High-entropy alloy additive parts face certain difficulties in maintaining surface quality and machining. As a new class of materials, their processing is inevitably different from that of conventional alloys in terms of material removal mechanisms and surface processing methods. To investigate the material removal mechanism of laser-polished high-entropy alloys and to solve the technical problems encountered in their processing and expand the scope of the laser processing system, this study investigated the continuous laser polishing of high-entropy alloy additive parts. The material removal mechanism and the influence of the laser-polishing parameters on the surface quality are analyzed to provide process support for the optimization of the laser-polishing process.

A high-entropy CoCrFeNi alloy was used as the experimental material. First, the high-entropy alloy additive parts were prepared via laser additive manufacturing and then polished using a continuous laser under different processing parameters. Subsequently, their surface roughness was evaluated through laser confocal microscopy. The screening test method was used to determine the contribution of each influencing factor on the surface roughness, followed by the single-factor test method to analyze the influence of the process parameters such as defocus, laser power, scanning pitch, scanning speed, and the number of scanning on the surface roughness of the polished specimen. Finally, scanning electron microscopy (SEM) and energy-dispersive X-ray spectroscopy (EDS) were used to analyze the material removal mechanism and the effect of laser polishing on the surface micromorphology and elemental distribution.

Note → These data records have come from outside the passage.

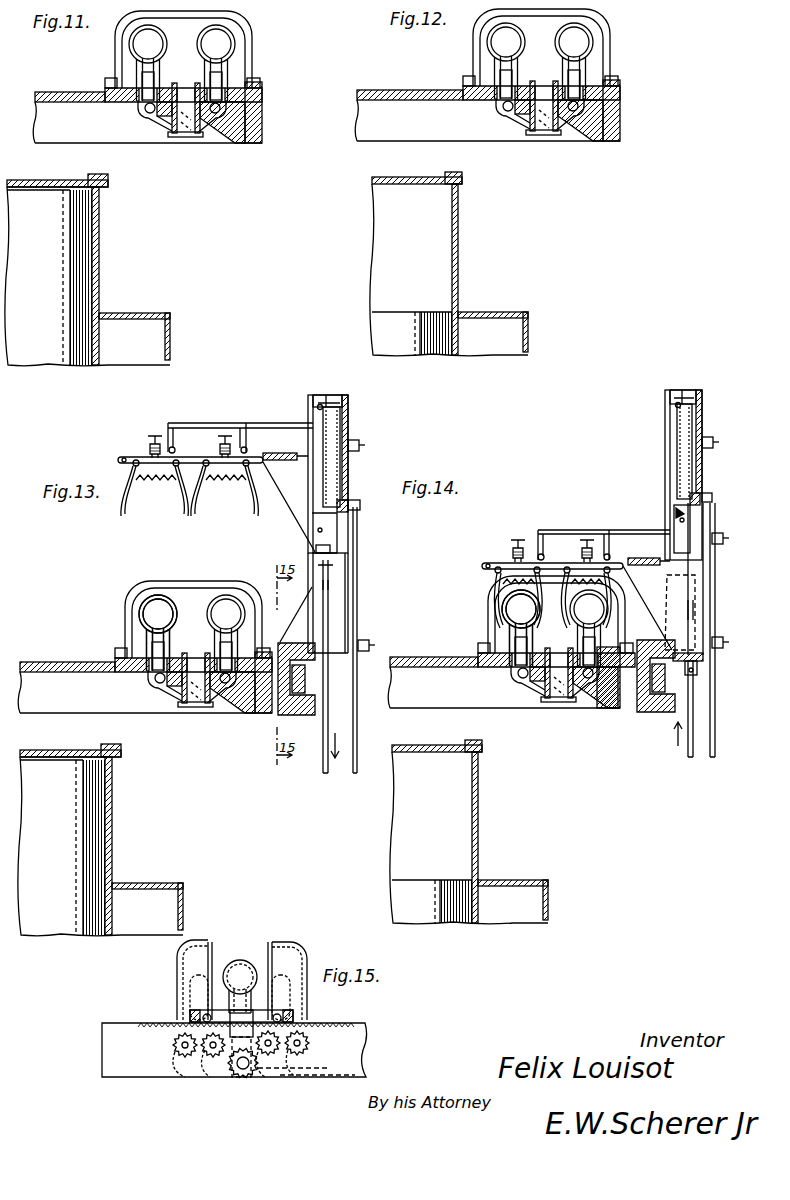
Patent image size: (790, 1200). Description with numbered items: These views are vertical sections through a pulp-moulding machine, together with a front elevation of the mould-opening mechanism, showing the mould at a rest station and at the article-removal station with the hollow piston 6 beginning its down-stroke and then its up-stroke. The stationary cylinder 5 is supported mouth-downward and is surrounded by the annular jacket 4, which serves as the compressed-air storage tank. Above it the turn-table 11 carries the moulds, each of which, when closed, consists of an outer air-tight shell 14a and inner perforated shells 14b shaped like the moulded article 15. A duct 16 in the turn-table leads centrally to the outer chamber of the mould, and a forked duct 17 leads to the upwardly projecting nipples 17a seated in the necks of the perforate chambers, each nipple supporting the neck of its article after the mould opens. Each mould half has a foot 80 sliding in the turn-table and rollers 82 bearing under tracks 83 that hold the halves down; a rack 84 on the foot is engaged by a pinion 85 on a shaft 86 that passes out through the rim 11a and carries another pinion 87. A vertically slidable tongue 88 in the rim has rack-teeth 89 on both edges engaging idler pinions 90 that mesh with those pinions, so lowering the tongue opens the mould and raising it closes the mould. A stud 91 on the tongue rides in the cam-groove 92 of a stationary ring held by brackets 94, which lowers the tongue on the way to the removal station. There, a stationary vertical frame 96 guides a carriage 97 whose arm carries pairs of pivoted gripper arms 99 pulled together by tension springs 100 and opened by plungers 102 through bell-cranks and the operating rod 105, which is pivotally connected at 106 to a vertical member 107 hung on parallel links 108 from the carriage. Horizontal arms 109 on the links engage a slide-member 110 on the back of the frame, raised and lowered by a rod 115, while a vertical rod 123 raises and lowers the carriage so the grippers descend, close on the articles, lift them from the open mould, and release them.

In FIG. 11, the annular jacket 4 is at (134, 336).
In FIG. 12, the annular jacket 4 is at (493, 332).
In FIG. 13, the annular jacket 4 is at (147, 906).
In FIG. 14, the annular jacket 4 is at (513, 900).
In FIG. 11, the stationary cylinder 5 is at (32, 180).
In FIG. 12, the stationary cylinder 5 is at (399, 177).
In FIG. 13, the stationary cylinder 5 is at (52, 750).
In FIG. 14, the stationary cylinder 5 is at (418, 746).
In FIG. 11, the hollow piston 6 is at (87, 276).
In FIG. 12, the hollow piston 6 is at (449, 270).
In FIG. 13, the hollow piston 6 is at (100, 846).
In FIG. 14, the hollow piston 6 is at (469, 838).
In FIG. 11, the turn-table 11 is at (50, 93).
In FIG. 12, the turn-table 11 is at (388, 91).
In FIG. 13, the turn-table 11 is at (62, 662).
In FIG. 14, the turn-table 11 is at (511, 675).
In FIG. 15, the turn-table 11 is at (127, 1037).
In FIG. 15, the rim of the turn-table 11a is at (127, 1063).
In FIG. 11, the outer air-tight shell 14a is at (252, 30).
In FIG. 12, the outer air-tight shell 14a is at (610, 30).
In FIG. 13, the outer air-tight shell 14a is at (193, 578).
In FIG. 14, the outer air-tight shell 14a is at (622, 628).
In FIG. 15, the outer air-tight shell 14a is at (177, 961).
In FIG. 11, the inner hollow shell 14b is at (188, 38).
In FIG. 12, the inner hollow shell 14b is at (548, 34).
In FIG. 13, the inner hollow shell 14b is at (206, 604).
In FIG. 14, the inner hollow shell 14b is at (555, 628).
In FIG. 15, the inner hollow shell 14b is at (270, 943).
In FIG. 13, the moulded article 15 is at (187, 633).
In FIG. 14, the moulded article 15 is at (550, 628).
In FIG. 15, the moulded article 15 is at (240, 986).
In FIG. 11, the duct 16 is at (185, 110).
In FIG. 12, the duct 16 is at (543, 108).
In FIG. 13, the duct 16 is at (195, 680).
In FIG. 14, the duct 16 is at (558, 675).
In FIG. 11, the forked duct 17 is at (163, 117).
In FIG. 12, the forked duct 17 is at (525, 117).
In FIG. 13, the forked duct 17 is at (172, 692).
In FIG. 14, the forked duct 17 is at (535, 690).
In FIG. 11, the nipple 17a is at (216, 72).
In FIG. 12, the nipple 17a is at (577, 72).
In FIG. 13, the nipple 17a is at (226, 645).
In FIG. 14, the nipple 17a is at (584, 648).
In FIG. 15, the nipple 17a is at (262, 988).
In FIG. 15, the foot 80 is at (160, 1023).
In FIG. 15, the roller 82 is at (209, 1015).
In FIG. 15, the track 83 is at (205, 1010).
In FIG. 15, the rack 84 is at (168, 1037).
In FIG. 15, the pinion 85 is at (182, 1058).
In FIG. 15, the shaft 86 is at (198, 1052).
In FIG. 15, the pinion 87 is at (177, 1053).
In FIG. 15, the tongue 88 is at (252, 1066).
In FIG. 15, the rack-teeth 89 is at (240, 1070).
In FIG. 15, the idler pinion 90 is at (212, 1060).
In FIG. 15, the roller or stud 91 is at (237, 1068).
In FIG. 13, the cam-groove 92 is at (278, 683).
In FIG. 14, the cam-groove 92 is at (656, 676).
In FIG. 13, the bracket 94 is at (285, 713).
In FIG. 14, the bracket 94 is at (658, 678).
In FIG. 13, the stationary vertical frame 96 is at (310, 553).
In FIG. 14, the stationary vertical frame 96 is at (669, 541).
In FIG. 13, the carriage 97 is at (318, 543).
In FIG. 14, the carriage 97 is at (689, 612).
In FIG. 13, the gripper arm 99 is at (119, 528).
In FIG. 14, the gripper arm 99 is at (502, 610).
In FIG. 14, the tension spring 100 is at (500, 586).
In FIG. 13, the plunger 102 is at (152, 448).
In FIG. 14, the plunger 102 is at (515, 556).
In FIG. 13, the operating rod 105 is at (270, 423).
In FIG. 13, the pivotal connection 106 is at (248, 422).
In FIG. 14, the pivotal connection 106 is at (618, 530).
In FIG. 13, the vertical member 107 is at (313, 470).
In FIG. 14, the vertical member 107 is at (668, 470).
In FIG. 13, the parallel link 108 is at (316, 400).
In FIG. 14, the parallel link 108 is at (677, 402).
In FIG. 13, the horizontal arm 109 is at (332, 398).
In FIG. 14, the horizontal arm 109 is at (685, 390).
In FIG. 13, the slide-member 110 is at (342, 476).
In FIG. 14, the slide-member 110 is at (693, 478).
In FIG. 13, the rod 115 is at (354, 725).
In FIG. 14, the rod 115 is at (716, 678).
In FIG. 13, the vertical rod 123 is at (330, 702).
In FIG. 14, the vertical rod 123 is at (693, 705).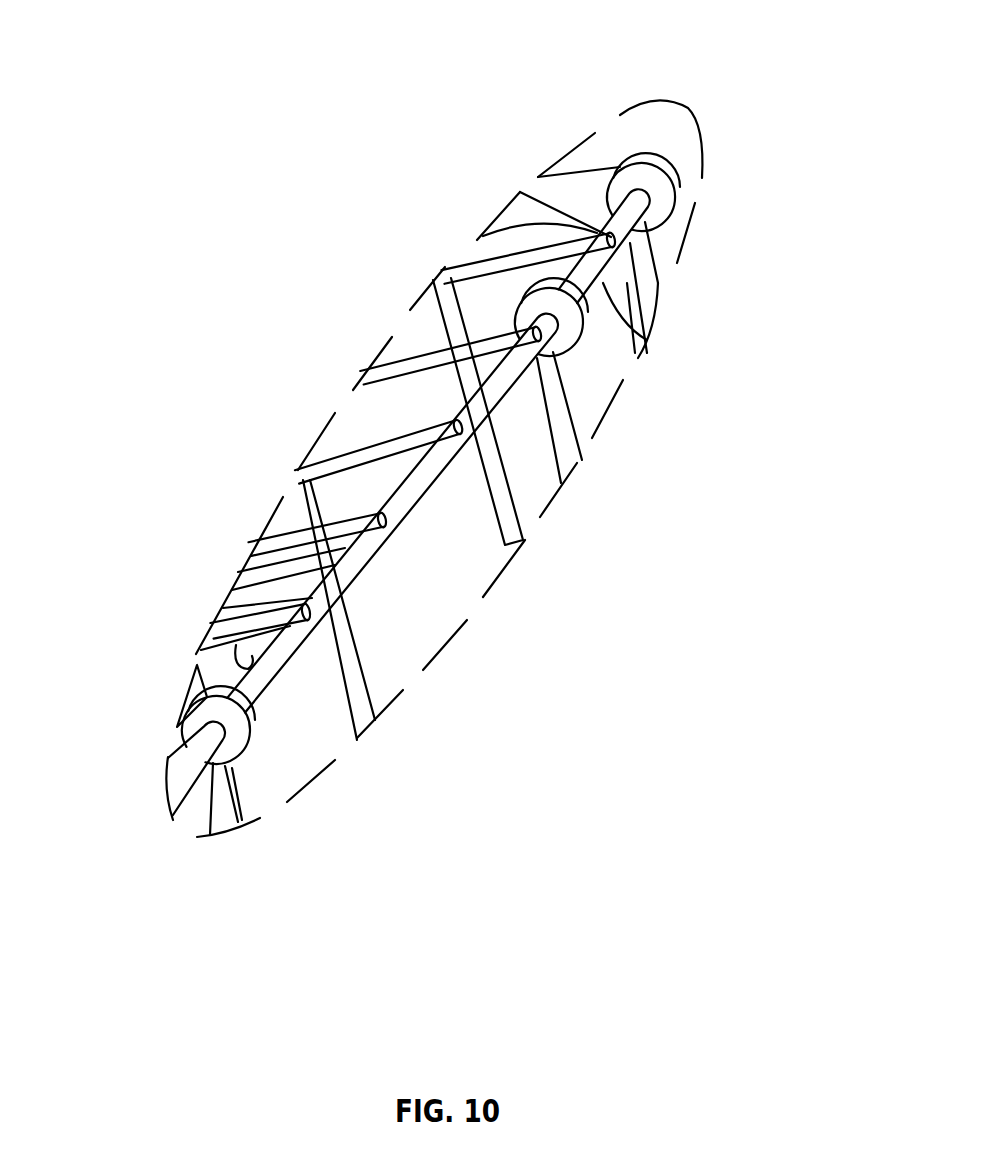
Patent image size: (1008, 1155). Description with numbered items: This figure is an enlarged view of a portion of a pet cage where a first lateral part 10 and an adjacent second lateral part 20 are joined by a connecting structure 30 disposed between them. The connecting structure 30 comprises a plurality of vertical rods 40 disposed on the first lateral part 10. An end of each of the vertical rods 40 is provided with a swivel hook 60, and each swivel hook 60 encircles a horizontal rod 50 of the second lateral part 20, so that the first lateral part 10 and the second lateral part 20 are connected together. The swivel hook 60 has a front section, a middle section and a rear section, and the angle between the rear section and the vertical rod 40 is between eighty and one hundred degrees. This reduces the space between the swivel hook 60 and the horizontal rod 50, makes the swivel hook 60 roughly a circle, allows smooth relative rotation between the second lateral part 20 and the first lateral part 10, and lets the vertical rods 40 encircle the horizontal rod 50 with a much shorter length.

The first lateral part 10 is at (542, 442).
The second lateral part 20 is at (520, 257).
The connecting structure 30 is at (682, 183).
The vertical rods 40 is at (650, 290).
The horizontal rod 50 is at (447, 348).
The swivel hook 60 is at (630, 184).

The main factors that affect the surface polishing of the high-entropy CoCrFeNi alloy additive parts are defocus, laser power, scanning pitch, scanning speed, and the number of scanning (Fig. 4). The surface roughness of the polished sample tended to decrease at first and then increase with increasing defocus (Fig. 6). At a constant scanning speed (V=300 mm/s) and scanning pitch of 0.005 mm, the surface roughness decreased progressively with increasing laser power. At a scanning pitch of 0.01 mm, the surface roughness tended to increase and then decrease with increasing laser power, whereas it tended to decrease and then increase with increasing scanning speed (Fig. 8). At a scanning pitch of 0.05 mm, the surface roughness of the sample increased by approximately 166% with increasing scanning speed. Further, at V=300 mm/s, the surface roughness tended to increase and then decrease with increasing scanning pitch. At V>300 mm/s, the surface roughness exhibited a progressively larger increase with increasing scanning pitch. Furthermore, the surface roughness of the laser-polished specimen tended to increase, then decrease, and then increase again as the number of scanning increased (Fig. 11). The O and Cr contents of the polished material decreased significantly, whereas the Co, Fe, and Ni contents increased (Fig. 15), and no new solid-solution structures were generated (Fig. 13). The surface roughness of the sample was reduced by 90% at the optimized polishing parameters (P_L=400 W, V=300 mm/s, d=0.05 mm, z=+2 mm, and n=6).

In this study, laser polishing of a high-entropy alloy was performed using a continuous laser to investigate the influence of the process parameters on its roughness. And the study analyzes the mechanism of laser removal of high-entropy alloy surface materials. The surface material removal under continuous laser illumination mainly occurs through instantaneous melting or the evaporation of the surface material after the absorption of the laser energy, resulting in "peak and valley reduction." Some metal solutes form new protrusions on the surface under surface tension and gravity. The surface roughness of the sample decreases as the laser power increases, and it tends to decrease and then increase with increasing scanning speed, defocus, and scan cycles. During the laser-polishing process, the material surface undergoes complex physical and chemical reactions, and the surface elemental distribution changes.